As mentioned above, something
@forestglip and I have been working on recently is running MAGMA locally on the DecodeME summary statistics.
I wouldn’t necessarily recommend anyone do this or follow these instructions. There may be things wrong with this method and it seems to end up with only 94% of variants mapped while
@forestglip gets over 99% using the LiftOver and FUMA method mentioned earlier.
But it was a useful exercise to learn a bit about the process and in sharing this we hope others can learn or indeed point out errors, which helps us learn!
A recipe for gene enrichment with DecodeMe and MAGMA
You will need the following ingredients
- a computer with a shell (performed on Linux but can also be done on Mac or Windows)
- an understanding of installing and running tools from command-line
enough space to download lots of data (15GB or so)
Prepare your tools
- As well as standard tools like awk and zcat you will need to install sort-bed, bedmap and magma itself
Prepare your data
- UCSC genome annotation database for GRCh38/hg38) assembly
We recommend organising these into tools and data folders for easy management, especially if you’ll be running multiple passes with different databases or options. Most need unzipping although the snp151 database is very large so best left zipped.

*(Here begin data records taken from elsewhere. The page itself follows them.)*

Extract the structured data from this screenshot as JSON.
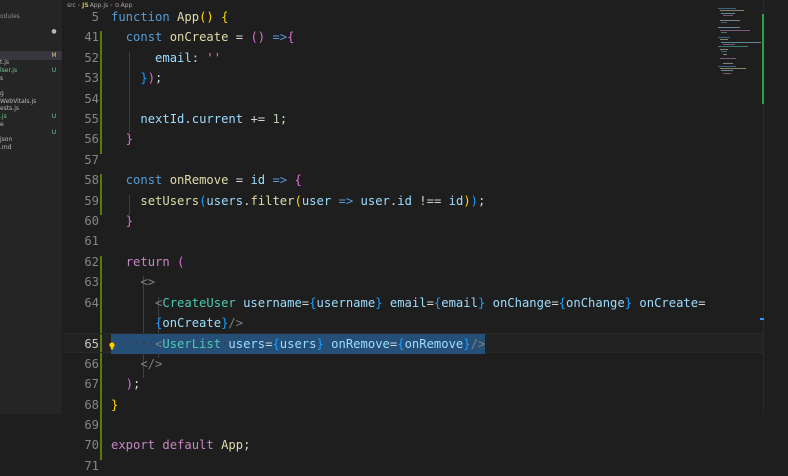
{
  "sidebar": {
    "rows": [
      {
        "name": "odules",
        "badge": "",
        "style": "dim"
      },
      {
        "name": "",
        "badge": "",
        "style": ""
      },
      {
        "name": "",
        "badge": "●",
        "style": "dim"
      },
      {
        "name": "",
        "badge": "",
        "style": ""
      },
      {
        "name": "",
        "badge": "",
        "style": ""
      },
      {
        "name": "",
        "badge": "M",
        "style": "hl"
      },
      {
        "name": "t.js",
        "badge": "",
        "style": ""
      },
      {
        "name": "lser.js",
        "badge": "U",
        "style": "green"
      },
      {
        "name": "s",
        "badge": "",
        "style": ""
      },
      {
        "name": "",
        "badge": "",
        "style": ""
      },
      {
        "name": "g",
        "badge": "",
        "style": ""
      },
      {
        "name": "WebVitals.js",
        "badge": "",
        "style": ""
      },
      {
        "name": "ests.js",
        "badge": "",
        "style": ""
      },
      {
        "name": ".js",
        "badge": "U",
        "style": "green"
      },
      {
        "name": "e",
        "badge": "",
        "style": ""
      },
      {
        "name": "",
        "badge": "U",
        "style": "green"
      },
      {
        "name": "json",
        "badge": "",
        "style": ""
      },
      {
        "name": ".md",
        "badge": "",
        "style": ""
      }
    ]
  },
  "breadcrumb": {
    "folder": "src",
    "file_icon": "JS",
    "file": "App.js",
    "symbol_icon": "⊙",
    "symbol": "App"
  },
  "editor": {
    "lines": [
      {
        "n": "5",
        "tokens": [
          [
            "kw",
            "function"
          ],
          [
            "txt",
            " "
          ],
          [
            "fn",
            "App"
          ],
          [
            "b1",
            "("
          ],
          [
            "b1",
            ")"
          ],
          [
            "txt",
            " "
          ],
          [
            "b1",
            "{"
          ]
        ]
      },
      {
        "n": "41",
        "tokens": [
          [
            "txt",
            "  "
          ],
          [
            "kw",
            "const"
          ],
          [
            "txt",
            " "
          ],
          [
            "fn",
            "onCreate"
          ],
          [
            "txt",
            " = "
          ],
          [
            "b2",
            "("
          ],
          [
            "b2",
            ")"
          ],
          [
            "txt",
            " "
          ],
          [
            "kw",
            "=>"
          ],
          [
            "b2",
            "{"
          ]
        ]
      },
      {
        "n": "52",
        "tokens": [
          [
            "txt",
            "      "
          ],
          [
            "var",
            "email"
          ],
          [
            "txt",
            ": "
          ],
          [
            "str",
            "''"
          ]
        ]
      },
      {
        "n": "53",
        "tokens": [
          [
            "txt",
            "    "
          ],
          [
            "b3",
            "}"
          ],
          [
            "b2",
            ")"
          ],
          [
            "txt",
            ";"
          ]
        ]
      },
      {
        "n": "54",
        "tokens": []
      },
      {
        "n": "55",
        "tokens": [
          [
            "txt",
            "    "
          ],
          [
            "var",
            "nextId"
          ],
          [
            "txt",
            "."
          ],
          [
            "var",
            "current"
          ],
          [
            "txt",
            " += "
          ],
          [
            "num",
            "1"
          ],
          [
            "txt",
            ";"
          ]
        ]
      },
      {
        "n": "56",
        "tokens": [
          [
            "txt",
            "  "
          ],
          [
            "b2",
            "}"
          ]
        ]
      },
      {
        "n": "57",
        "tokens": []
      },
      {
        "n": "58",
        "tokens": [
          [
            "txt",
            "  "
          ],
          [
            "kw",
            "const"
          ],
          [
            "txt",
            " "
          ],
          [
            "fn",
            "onRemove"
          ],
          [
            "txt",
            " = "
          ],
          [
            "var",
            "id"
          ],
          [
            "txt",
            " "
          ],
          [
            "kw",
            "=>"
          ],
          [
            "txt",
            " "
          ],
          [
            "b2",
            "{"
          ]
        ]
      },
      {
        "n": "59",
        "tokens": [
          [
            "txt",
            "    "
          ],
          [
            "fn",
            "setUsers"
          ],
          [
            "b3",
            "("
          ],
          [
            "var",
            "users"
          ],
          [
            "txt",
            "."
          ],
          [
            "fn",
            "filter"
          ],
          [
            "b1",
            "("
          ],
          [
            "var",
            "user"
          ],
          [
            "txt",
            " "
          ],
          [
            "kw",
            "=>"
          ],
          [
            "txt",
            " "
          ],
          [
            "var",
            "user"
          ],
          [
            "txt",
            "."
          ],
          [
            "var",
            "id"
          ],
          [
            "txt",
            " !== "
          ],
          [
            "var",
            "id"
          ],
          [
            "b1",
            ")"
          ],
          [
            "b3",
            ")"
          ],
          [
            "txt",
            ";"
          ]
        ]
      },
      {
        "n": "60",
        "tokens": [
          [
            "txt",
            "  "
          ],
          [
            "b2",
            "}"
          ]
        ]
      },
      {
        "n": "61",
        "tokens": []
      },
      {
        "n": "62",
        "tokens": [
          [
            "txt",
            "  "
          ],
          [
            "ctl",
            "return"
          ],
          [
            "txt",
            " "
          ],
          [
            "b2",
            "("
          ]
        ]
      },
      {
        "n": "63",
        "tokens": [
          [
            "txt",
            "    "
          ],
          [
            "pun",
            "<>"
          ]
        ]
      },
      {
        "n": "64",
        "tokens": [
          [
            "txt",
            "      "
          ],
          [
            "pun",
            "<"
          ],
          [
            "tag",
            "CreateUser"
          ],
          [
            "txt",
            " "
          ],
          [
            "var",
            "username"
          ],
          [
            "txt",
            "="
          ],
          [
            "b3",
            "{"
          ],
          [
            "var",
            "username"
          ],
          [
            "b3",
            "}"
          ],
          [
            "txt",
            " "
          ],
          [
            "var",
            "email"
          ],
          [
            "txt",
            "="
          ],
          [
            "b3",
            "{"
          ],
          [
            "var",
            "email"
          ],
          [
            "b3",
            "}"
          ],
          [
            "txt",
            " "
          ],
          [
            "var",
            "onChange"
          ],
          [
            "txt",
            "="
          ],
          [
            "b3",
            "{"
          ],
          [
            "var",
            "onChange"
          ],
          [
            "b3",
            "}"
          ],
          [
            "txt",
            " "
          ],
          [
            "var",
            "onCreate"
          ],
          [
            "txt",
            "="
          ]
        ]
      },
      {
        "n": "",
        "tokens": [
          [
            "txt",
            "      "
          ],
          [
            "b3",
            "{"
          ],
          [
            "var",
            "onCreate"
          ],
          [
            "b3",
            "}"
          ],
          [
            "pun",
            "/>"
          ]
        ]
      },
      {
        "n": "65",
        "active": true,
        "tokens": [
          [
            "ws",
            "······"
          ],
          [
            "pun",
            "<"
          ],
          [
            "tag",
            "UserList"
          ],
          [
            "ws",
            "·"
          ],
          [
            "var",
            "users"
          ],
          [
            "txt",
            "="
          ],
          [
            "b3",
            "{"
          ],
          [
            "var",
            "users"
          ],
          [
            "b3",
            "}"
          ],
          [
            "ws",
            "·"
          ],
          [
            "var",
            "onRemove"
          ],
          [
            "txt",
            "="
          ],
          [
            "b3",
            "{"
          ],
          [
            "var",
            "onRemove"
          ],
          [
            "b3",
            "}"
          ],
          [
            "pun",
            "/>"
          ]
        ]
      },
      {
        "n": "66",
        "tokens": [
          [
            "txt",
            "    "
          ],
          [
            "pun",
            "</>"
          ]
        ]
      },
      {
        "n": "67",
        "tokens": [
          [
            "txt",
            "  "
          ],
          [
            "b2",
            ")"
          ],
          [
            "txt",
            ";"
          ]
        ]
      },
      {
        "n": "68",
        "tokens": [
          [
            "b1",
            "}"
          ]
        ]
      },
      {
        "n": "69",
        "tokens": []
      },
      {
        "n": "70",
        "tokens": [
          [
            "ctl",
            "export"
          ],
          [
            "txt",
            " "
          ],
          [
            "ctl",
            "default"
          ],
          [
            "txt",
            " "
          ],
          [
            "fn",
            "App"
          ],
          [
            "txt",
            ";"
          ]
        ]
      },
      {
        "n": "71",
        "tokens": []
      }
    ]
  },
  "colors": {
    "background": "#1e1e1e",
    "selection": "#264f78",
    "gutter_added": "#587c0c"
  }
}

Then perform the following steps
Filter the main gwas file to include just those variants which passed quality control
Code:
awk -v OFS='\t' 'FNR==NR {ids[$1]++; next} NR==1 || ($3 in ids)' gwas_qced.var gwas_1.regenie > filtered_regenie_file.txt
Add rsid information to these summary stats
First we create then sort a bed formatted file of chromosomes and positions (zero indexed) from the above
Code:
awk -v OFS='\t' 'NR!=1 { print "chr"$1, $2-1, $2, $0 }' filtered_regenie_file.txt > query.bed
sort-bed query.bed > sorted_query.bed
And filter the UCSC genome annotation database to include only single nucleotide variations and again output this in bed format
Code:
zcat snp151.txt.gz | awk -v OFS='\t' '{if($12=="single") print $2,$3,$4,$5}' > snp151_snp.bed
Then we use bedmap to matching rsids to the positions in the summary stats bed file
Code:
bedmap --echo --echo-map-id --delim '\t' sorted_query.bed snp151_snp.bed > sorted_query_with_rsids.bed
Now we prepare the data for MAGMA
First create a gene position file from the above using the rsids as an index
Code:
awk -v OFS='\t' '$21 != "" {print $21,$4,$5}' sorted_query_with_rsids.bed > decodeme.magma_input.id.chr.genpos.txt
Then a p value file
Code:
awk -v OFS='\t' '$21 != "" {print $21,10^(-$19)}' sorted_query_with_rsids.bed > decodeme.magma_input.id.p.txt
Now we can use MAGMA to annotate
Code:
snploc=./decodeme.magma_input.id.chr.genpos.txt
ncbi38=./NCBI38.gene.loc
magma --annotate \
--snp-loc ${snploc} \
--gene-loc ${ncbi38} \
--out decodeme
Then perform gene based analysis
Code:
ref=./g1000_eur/g1000_eur
magma \
--bfile $ref \
--pval ./decodeme.magma_input.id.p.txt N=275488 \
--gene-annot decodeme.genes.annot \
--out decodeme
And finally gene-set analysis
Code:
geneset=msigdb_v2025.1.Hs_GMTs/c5.all.v2025.1.Hs.entrez.gmt
magma \
--gene-results decodeme.genes.raw \
--set-annot ${geneset} \
--out decodeme
After a short wait you will have some delicious data to consume with friends!
Thanks to those who made and documented these tools
https://cncr.nl/research/magma/
https://bedops.readthedocs.io/en/latest/
As well the wise and informative internet for its advice on how to use them
https://cloufield.github.io/GWASTutorial/09_Gene_based_analysis/
https://hanbin973.github.io/bioinformatics/2023/02/20/rsid.html
There’s also a handy bash script attached, which will ask for paths to the relevant locations and run it all for you. This also saves configurations and allows reuse of some intermediate files so makes multiple runs with slightly different settings or data easier. The script was put together with help from Gemini Pro for all the boring scaffolding.